Australian banana grower benefiting from farming simplicity

While many growers are looking towards new high-tech innovations to improve their farming methods, a banana grower from North Queensland has benefited from the simplicity of a traditional cableway system.

Peter Inderbitzen, from Swiss Farms in Lakeland in North Queensland, told fellow growers that he got the idea from South America, where Australia's yearly volume is grown in a week. The cableway system runs between single rows of plants, and means that bunches are not touched from picking until they reach the packing shed.

"I thought, we'd better go over there and see what these farmers are doing," he said. "After coming back, it was a hard decision, because no-one here was really doing it, and nobody was in favour of it. We have different wages here; almost ten times the wages here compared to there, so they tend to have a few more people. This is not something that has to do with me and design - it is a system out of Colombia, and we have introduced it."

Initially a mechanic and dairy farmer, Mr Inderbitzen made the switch to banana growing 33 years ago. He says other advantages include that the cable is in close proximity and easily accessible for the pickers, and there is less damage in the field caused by tractors and machinery on wet days.

While the cableway, estimated to have cost around $2,000 per hectare, has largely benefited his business, he admits there are a few factors that other growers need to consider when introducing a similar system.

"The disadvantage with the cableway is that you have to re-plant," Mr Inderbitzen said. "The cable goes in between a double row for protection, so you can bag on both sides, and it does not get destroyed by a tractor. But after you put this system in and do everything in a way that they were doing it over there, you don't ever need to re-plant. That got me enthusiastic. We've re-planted half of one farm, and we are continuing to do so as we need to re-plant. I have to say, to the detriment of others in the industry, we made some money when a major cyclone struck a few years ago. We reinvested that money to make things better on the farm. The option of knowing we don't have to plant so often, that's great too. We went to 1,800 plants to the hectare, but dropped back to 1,600."

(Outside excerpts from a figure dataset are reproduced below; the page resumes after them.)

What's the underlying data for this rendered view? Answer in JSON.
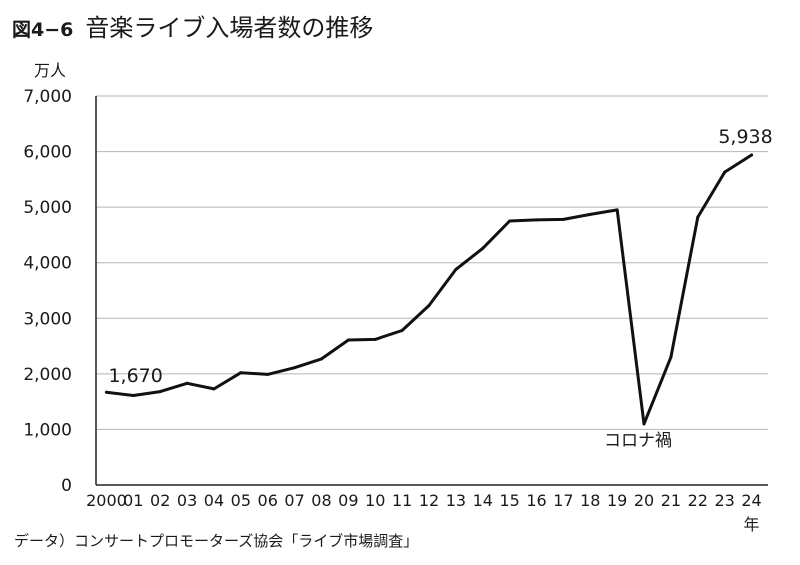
{
  "figure": {
    "number": "図4−6",
    "title": "音楽ライブ入場者数の推移",
    "source": "データ）コンサートプロモーターズ協会「ライブ市場調査」"
  },
  "chart_data": {
    "type": "line",
    "title": "音楽ライブ入場者数の推移",
    "ylabel": "万人",
    "xlabel": "年",
    "ylim": [
      0,
      7000
    ],
    "yticks": [
      0,
      1000,
      2000,
      3000,
      4000,
      5000,
      6000,
      7000
    ],
    "ytick_labels": [
      "0",
      "1,000",
      "2,000",
      "3,000",
      "4,000",
      "5,000",
      "6,000",
      "7,000"
    ],
    "categories": [
      "2000",
      "01",
      "02",
      "03",
      "04",
      "05",
      "06",
      "07",
      "08",
      "09",
      "10",
      "11",
      "12",
      "13",
      "14",
      "15",
      "16",
      "17",
      "18",
      "19",
      "20",
      "21",
      "22",
      "23",
      "24"
    ],
    "series": [
      {
        "values": [
          1670,
          1610,
          1680,
          1830,
          1730,
          2020,
          1990,
          2110,
          2270,
          2610,
          2620,
          2780,
          3230,
          3880,
          4260,
          4750,
          4770,
          4780,
          4870,
          4950,
          1100,
          2300,
          4820,
          5630,
          5938
        ]
      }
    ],
    "grid": true,
    "legend": "none",
    "annotations": [
      {
        "text": "1,670",
        "category": "2000",
        "value": 1670
      },
      {
        "text": "5,938",
        "category": "24",
        "value": 5938
      },
      {
        "text": "コロナ禍",
        "category": "20",
        "value": 1100
      }
    ],
    "colors": {
      "line": "#111111",
      "grid": "#b5b5b5",
      "axis": "#222222"
    }
  }
}
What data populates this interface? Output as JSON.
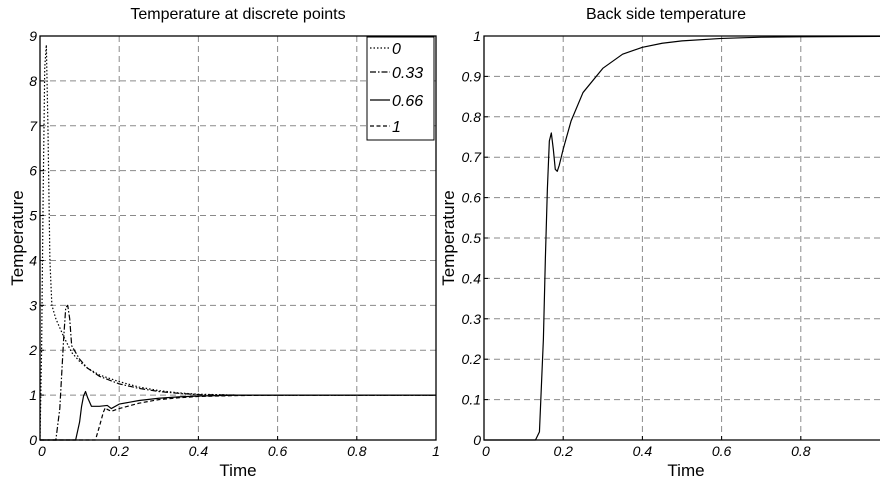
{
  "chart_data": [
    {
      "type": "line",
      "title": "Temperature at discrete points",
      "xlabel": "Time",
      "ylabel": "Temperature",
      "xlim": [
        0,
        1
      ],
      "ylim": [
        0,
        9
      ],
      "xticks": [
        "0",
        "0.2",
        "0.4",
        "0.6",
        "0.8",
        "1"
      ],
      "yticks": [
        "0",
        "1",
        "2",
        "3",
        "4",
        "5",
        "6",
        "7",
        "8",
        "9"
      ],
      "grid": true,
      "legend_position": "top-right",
      "series": [
        {
          "name": "0",
          "line_style": "dotted",
          "x": [
            0.0,
            0.004,
            0.008,
            0.012,
            0.016,
            0.02,
            0.025,
            0.03,
            0.04,
            0.06,
            0.08,
            0.1,
            0.12,
            0.15,
            0.2,
            0.25,
            0.3,
            0.35,
            0.4,
            0.5,
            0.6,
            0.8,
            1.0
          ],
          "values": [
            0,
            2.0,
            5.5,
            8.3,
            8.8,
            7.0,
            4.0,
            3.0,
            2.7,
            2.3,
            1.95,
            1.75,
            1.6,
            1.45,
            1.3,
            1.18,
            1.1,
            1.05,
            1.02,
            1.0,
            1.0,
            1.0,
            1.0
          ]
        },
        {
          "name": "0.33",
          "line_style": "dash-dot",
          "x": [
            0.0,
            0.04,
            0.05,
            0.06,
            0.065,
            0.07,
            0.075,
            0.08,
            0.1,
            0.12,
            0.15,
            0.2,
            0.25,
            0.3,
            0.35,
            0.4,
            0.5,
            0.6,
            0.8,
            1.0
          ],
          "values": [
            0,
            0,
            0.7,
            2.3,
            2.95,
            3.0,
            2.7,
            2.1,
            1.8,
            1.6,
            1.42,
            1.25,
            1.15,
            1.08,
            1.04,
            1.01,
            1.0,
            1.0,
            1.0,
            1.0
          ]
        },
        {
          "name": "0.66",
          "line_style": "solid",
          "x": [
            0.0,
            0.09,
            0.1,
            0.105,
            0.11,
            0.115,
            0.12,
            0.13,
            0.15,
            0.17,
            0.18,
            0.2,
            0.25,
            0.3,
            0.35,
            0.4,
            0.5,
            0.6,
            0.8,
            1.0
          ],
          "values": [
            0,
            0,
            0.4,
            0.75,
            0.98,
            1.08,
            0.95,
            0.75,
            0.75,
            0.77,
            0.7,
            0.8,
            0.88,
            0.93,
            0.96,
            0.98,
            1.0,
            1.0,
            1.0,
            1.0
          ]
        },
        {
          "name": "1",
          "line_style": "dashed",
          "x": [
            0.0,
            0.14,
            0.15,
            0.16,
            0.165,
            0.17,
            0.18,
            0.2,
            0.25,
            0.3,
            0.35,
            0.4,
            0.5,
            0.6,
            0.8,
            1.0
          ],
          "values": [
            0,
            0,
            0.3,
            0.62,
            0.72,
            0.68,
            0.64,
            0.7,
            0.82,
            0.9,
            0.94,
            0.97,
            0.99,
            1.0,
            1.0,
            1.0
          ]
        }
      ]
    },
    {
      "type": "line",
      "title": "Back side temperature",
      "xlabel": "Time",
      "ylabel": "Temperature",
      "xlim": [
        0,
        1
      ],
      "ylim": [
        0,
        1
      ],
      "xticks": [
        "0",
        "0.2",
        "0.4",
        "0.6",
        "0.8"
      ],
      "yticks": [
        "0",
        "0.1",
        "0.2",
        "0.3",
        "0.4",
        "0.5",
        "0.6",
        "0.7",
        "0.8",
        "0.9",
        "1"
      ],
      "grid": true,
      "series": [
        {
          "line_style": "solid",
          "x": [
            0.0,
            0.13,
            0.14,
            0.15,
            0.155,
            0.16,
            0.165,
            0.17,
            0.175,
            0.18,
            0.185,
            0.19,
            0.2,
            0.22,
            0.25,
            0.3,
            0.35,
            0.4,
            0.45,
            0.5,
            0.6,
            0.7,
            0.8,
            1.0
          ],
          "values": [
            0,
            0,
            0.02,
            0.25,
            0.45,
            0.62,
            0.74,
            0.76,
            0.72,
            0.67,
            0.665,
            0.68,
            0.72,
            0.79,
            0.86,
            0.92,
            0.955,
            0.972,
            0.982,
            0.988,
            0.994,
            0.997,
            0.998,
            0.999
          ]
        }
      ]
    }
  ]
}
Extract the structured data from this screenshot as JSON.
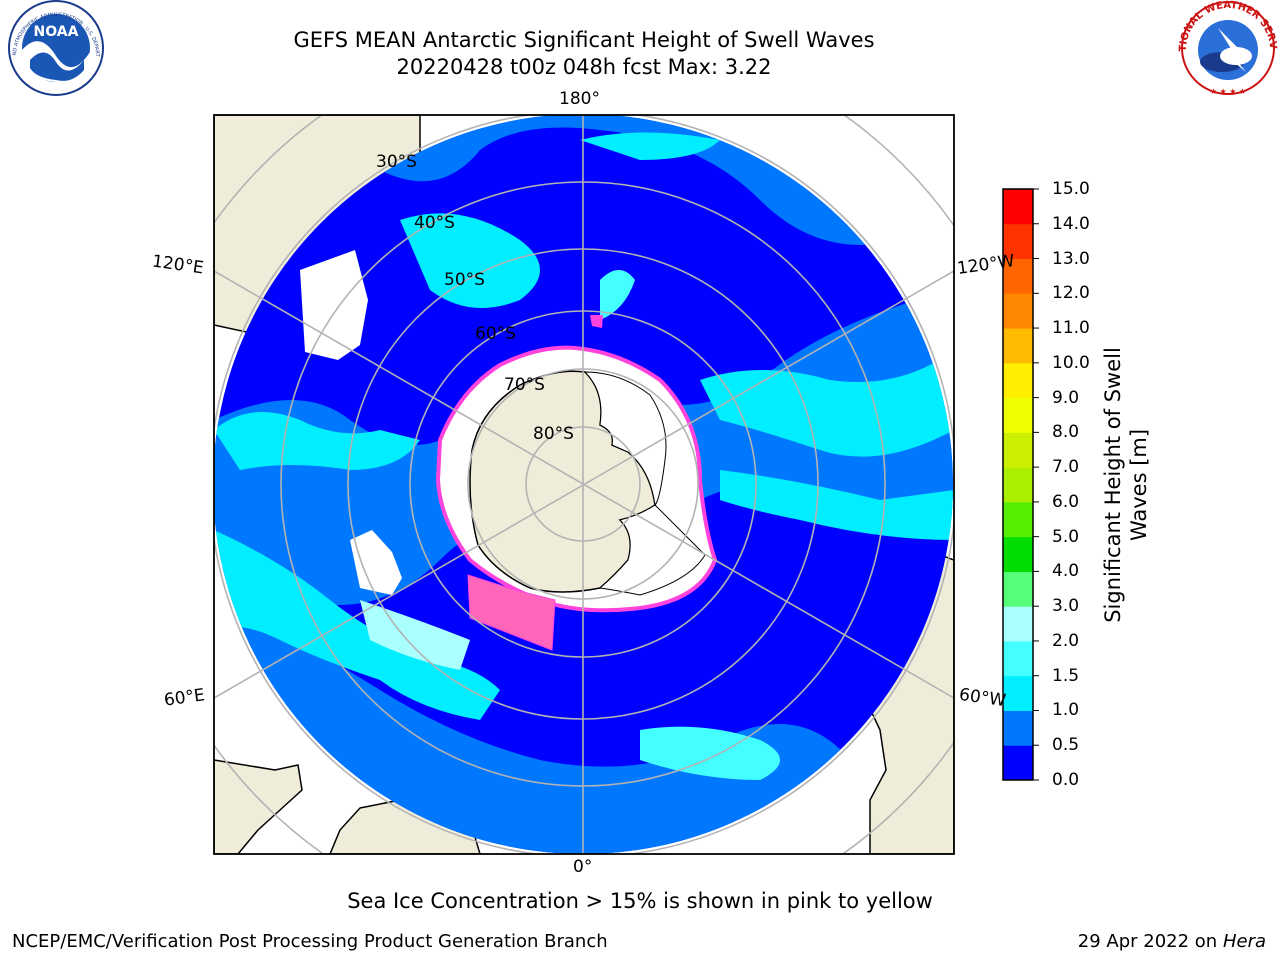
{
  "header": {
    "title_line1": "GEFS MEAN Antarctic Significant Height of Swell Waves",
    "title_line2": "20220428 t00z 048h fcst   Max: 3.22",
    "noaa_logo": "NOAA",
    "noaa_ring": "NATIONAL OCEANIC AND ATMOSPHERIC ADMINISTRATION · U.S. DEPARTMENT OF COMMERCE",
    "nws_ring": "NATIONAL WEATHER SERVICE"
  },
  "map": {
    "projection": "south-polar-stereographic",
    "lon_labels": {
      "top": "180°",
      "bottom": "0°",
      "upper_left": "120°E",
      "upper_right": "120°W",
      "lower_left": "60°E",
      "lower_right": "60°W"
    },
    "lat_labels": [
      "30°S",
      "40°S",
      "50°S",
      "60°S",
      "70°S",
      "80°S"
    ],
    "colors": {
      "land": "#efedda",
      "ice_shelf": "#ffffff",
      "sea_ice_edge": "#ff44dd",
      "grid": "#b3b3b3"
    }
  },
  "colorbar": {
    "title_line1": "Significant Height of Swell",
    "title_line2": "Waves [m]",
    "ticks": [
      "0.0",
      "0.5",
      "1.0",
      "1.5",
      "2.0",
      "3.0",
      "4.0",
      "5.0",
      "6.0",
      "7.0",
      "8.0",
      "9.0",
      "10.0",
      "11.0",
      "12.0",
      "13.0",
      "14.0",
      "15.0"
    ],
    "colors": [
      "#0000ff",
      "#0077ff",
      "#00eeff",
      "#44ffff",
      "#aaffff",
      "#55ff77",
      "#00dd00",
      "#55ee00",
      "#aaee00",
      "#ccee00",
      "#eeff00",
      "#ffee00",
      "#ffbb00",
      "#ff8800",
      "#ff6600",
      "#ff3300",
      "#ff0000"
    ]
  },
  "caption": "Sea Ice Concentration > 15% is shown in pink to yellow",
  "footer": {
    "left": "NCEP/EMC/Verification Post Processing Product Generation Branch",
    "right_prefix": "29 Apr 2022 on ",
    "right_italic": "Hera"
  }
}
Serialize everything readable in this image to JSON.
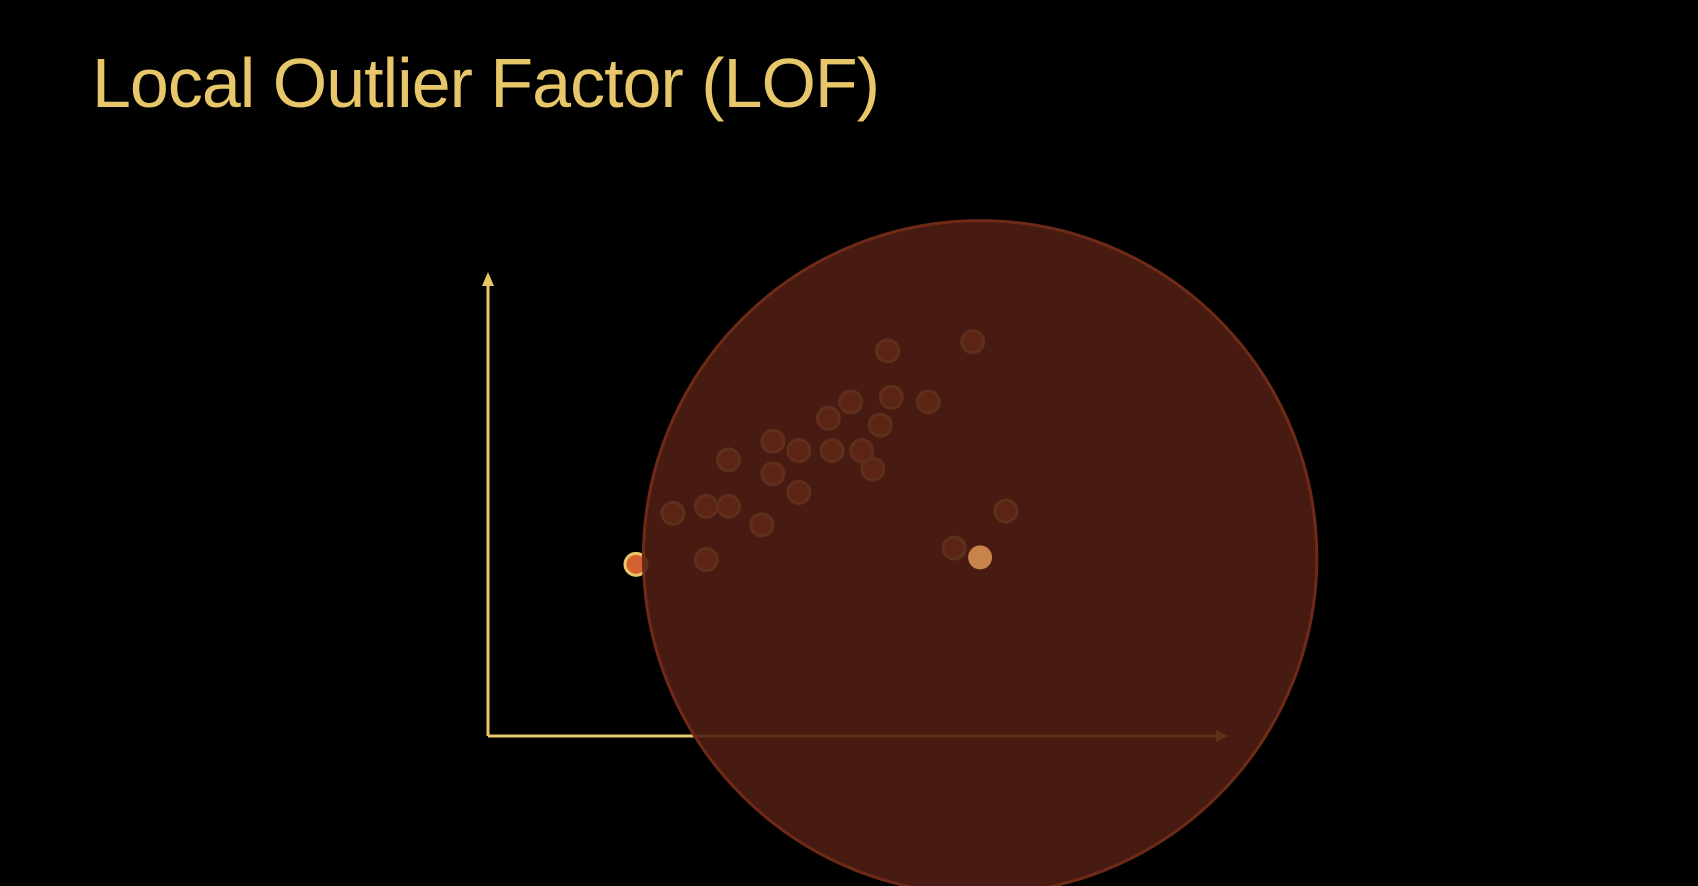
{
  "slide": {
    "title": "Local Outlier Factor (LOF)"
  },
  "colors": {
    "background": "#000000",
    "accent": "#E7C76A",
    "point_fill": "#D4622F",
    "point_outline": "#E7C76A",
    "neighborhood_fill": "#4F1E13",
    "neighborhood_outline": "#6E2A17",
    "highlight_point": "#C8834A"
  },
  "chart_data": {
    "type": "scatter",
    "title": "",
    "xlabel": "",
    "ylabel": "",
    "xlim": [
      0,
      100
    ],
    "ylim": [
      0,
      100
    ],
    "grid": false,
    "legend": "none",
    "axes": "arrows-only",
    "series": [
      {
        "points": [
          [
            20,
            37
          ],
          [
            29.5,
            38
          ],
          [
            25,
            48
          ],
          [
            29.5,
            49.5
          ],
          [
            32.5,
            49.5
          ],
          [
            32.5,
            59.5
          ],
          [
            37,
            45.5
          ],
          [
            38.5,
            56.5
          ],
          [
            38.5,
            63.5
          ],
          [
            42,
            52.5
          ],
          [
            42,
            61.5
          ],
          [
            46,
            68.5
          ],
          [
            46.5,
            61.5
          ],
          [
            50.5,
            61.5
          ],
          [
            49,
            72
          ],
          [
            52,
            57.5
          ],
          [
            53,
            67
          ],
          [
            54,
            83
          ],
          [
            54.5,
            73
          ],
          [
            59.5,
            72
          ],
          [
            65.5,
            85
          ],
          [
            63,
            40.5
          ],
          [
            70,
            48.5
          ]
        ]
      }
    ],
    "neighborhood": {
      "center": [
        66.5,
        38.5
      ],
      "radius_x": 45.5
    },
    "query_point": [
      66.5,
      38.5
    ]
  }
}
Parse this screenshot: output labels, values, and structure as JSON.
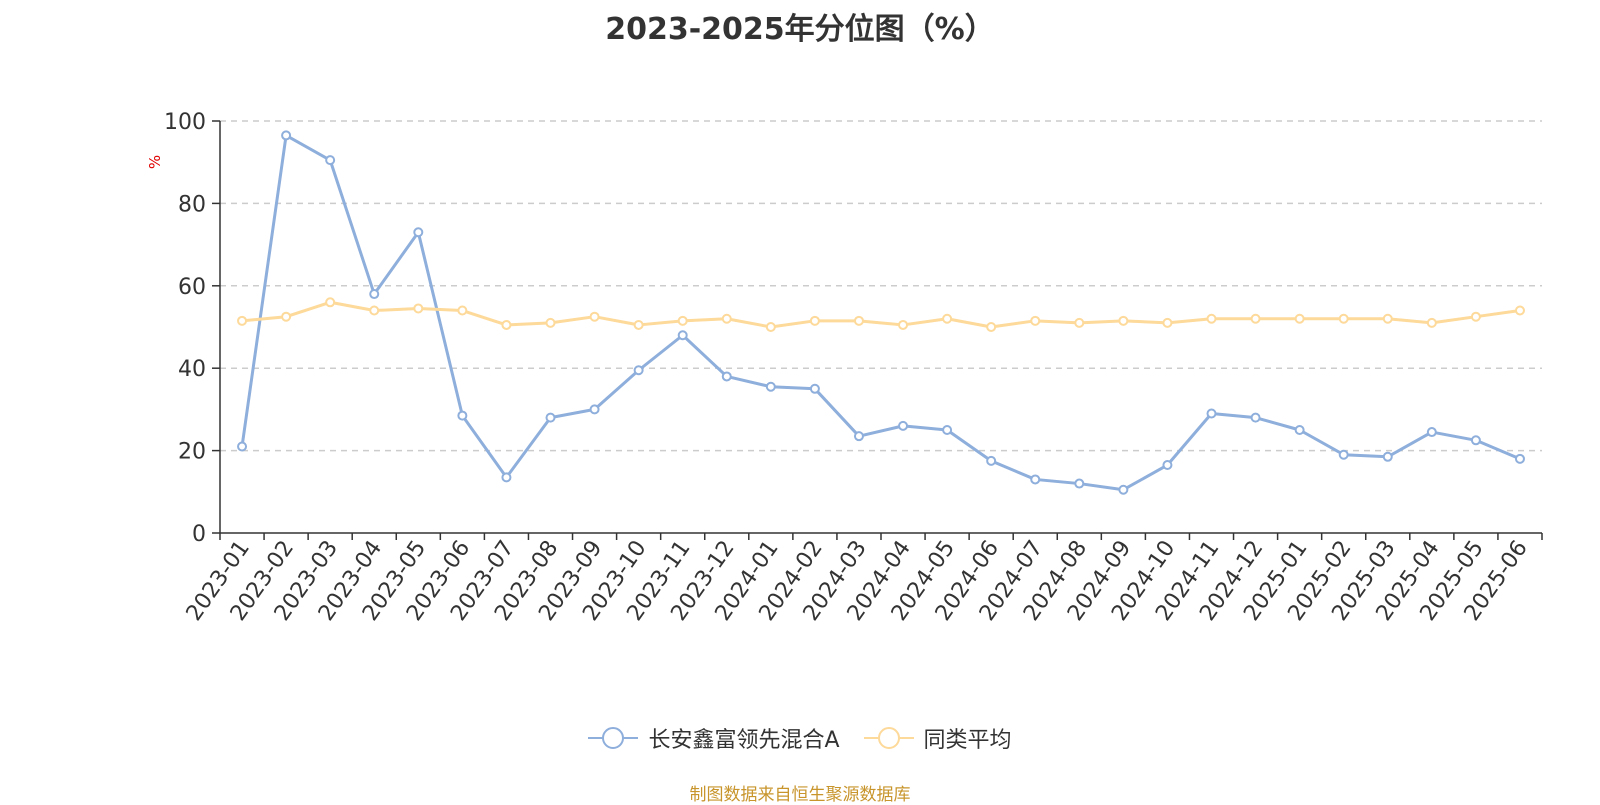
{
  "colors": {
    "series_a": "#8eaedb",
    "series_b": "#fdd99a",
    "axis": "#333333",
    "grid": "#cccccc",
    "ylabel": "#e00000",
    "source": "#c8952c"
  },
  "source_note": "制图数据来自恒生聚源数据库",
  "chart_data": {
    "type": "line",
    "title": "2023-2025年分位图（%）",
    "ylabel": "%",
    "xlabel": "",
    "ylim": [
      0,
      100
    ],
    "yticks": [
      0,
      20,
      40,
      60,
      80,
      100
    ],
    "grid": true,
    "legend_position": "bottom",
    "categories": [
      "2023-01",
      "2023-02",
      "2023-03",
      "2023-04",
      "2023-05",
      "2023-06",
      "2023-07",
      "2023-08",
      "2023-09",
      "2023-10",
      "2023-11",
      "2023-12",
      "2024-01",
      "2024-02",
      "2024-03",
      "2024-04",
      "2024-05",
      "2024-06",
      "2024-07",
      "2024-08",
      "2024-09",
      "2024-10",
      "2024-11",
      "2024-12",
      "2025-01",
      "2025-02",
      "2025-03",
      "2025-04",
      "2025-05",
      "2025-06"
    ],
    "series": [
      {
        "name": "长安鑫富领先混合A",
        "values": [
          21,
          96.5,
          90.5,
          58,
          73,
          28.5,
          13.5,
          28,
          30,
          39.5,
          48,
          38,
          35.5,
          35,
          23.5,
          26,
          25,
          17.5,
          13,
          12,
          10.5,
          16.5,
          29,
          28,
          25,
          19,
          18.5,
          24.5,
          22.5,
          18
        ]
      },
      {
        "name": "同类平均",
        "values": [
          51.5,
          52.5,
          56,
          54,
          54.5,
          54,
          50.5,
          51,
          52.5,
          50.5,
          51.5,
          52,
          50,
          51.5,
          51.5,
          50.5,
          52,
          50,
          51.5,
          51,
          51.5,
          51,
          52,
          52,
          52,
          52,
          52,
          51,
          52.5,
          54
        ]
      }
    ]
  }
}
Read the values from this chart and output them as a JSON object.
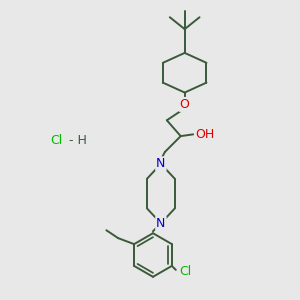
{
  "background_color": "#e8e8e8",
  "fig_size": [
    3.0,
    3.0
  ],
  "dpi": 100,
  "bond_color": "#3a5a3a",
  "bond_width": 1.4,
  "atom_colors": {
    "O": "#dd0000",
    "N": "#0000cc",
    "Cl": "#00bb00",
    "C": "#3a5a3a",
    "H": "#3a5a3a"
  },
  "font_size_atom": 8,
  "hcl_color": "#00bb00",
  "h_color": "#3a5a3a"
}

Another part of the business that has Mr Inderbitzen excited is his Next-Gen compost, which has been a key part of his farming over the past 15 years, helping him to revolutionise his farm, save water, save money and achieve better yields. Setting up Shark Recyclers at nearby Biboohra he only transports what he uses to the farm, and in return sends his banana waste and storks back for composting.

"Watering is critical otherwise it gets too dry," he said. "We make about 30,000 tonnes, and in every 100 tonne of compost, there's 1.6 tonne of nitrogen, 500kg of phosphorus and one tonne of potassium. The main input is the green waste from local council, and manures from surrounding areas. Landfill is not the answer, it costs a lot of money, and if we could work towards zero landfill that would be fantastic."

He adds that there are many environmental factors too, especially with both levels of government focusing on nutrient sediment runoff, pointing out that compost will go a long way to combating this problem.

"Compost in my opinion is a no-brainer," Mr Inderbitzen said. "We have increased our organic matter by 7.4 per cent; 1.6 per cent organic matter equals 1 per cent organic carbon. That means a rise of 4.8 per cent. Every one per cent rise in organic carbon on our land means an extra 140,000 litres of water. If you work that out, we are storing an extra 644,000 of water per hectare. That may not seem much at first, but it is substantial. The results are that we have reduced irrigation time from seven days to five days. So, the two important things are that we use 60 per cent less chemical fertiliser, and we have increased our yield. At the end of the day there is improved shelf-life, better tasting fruit, and a healthier banana to eat."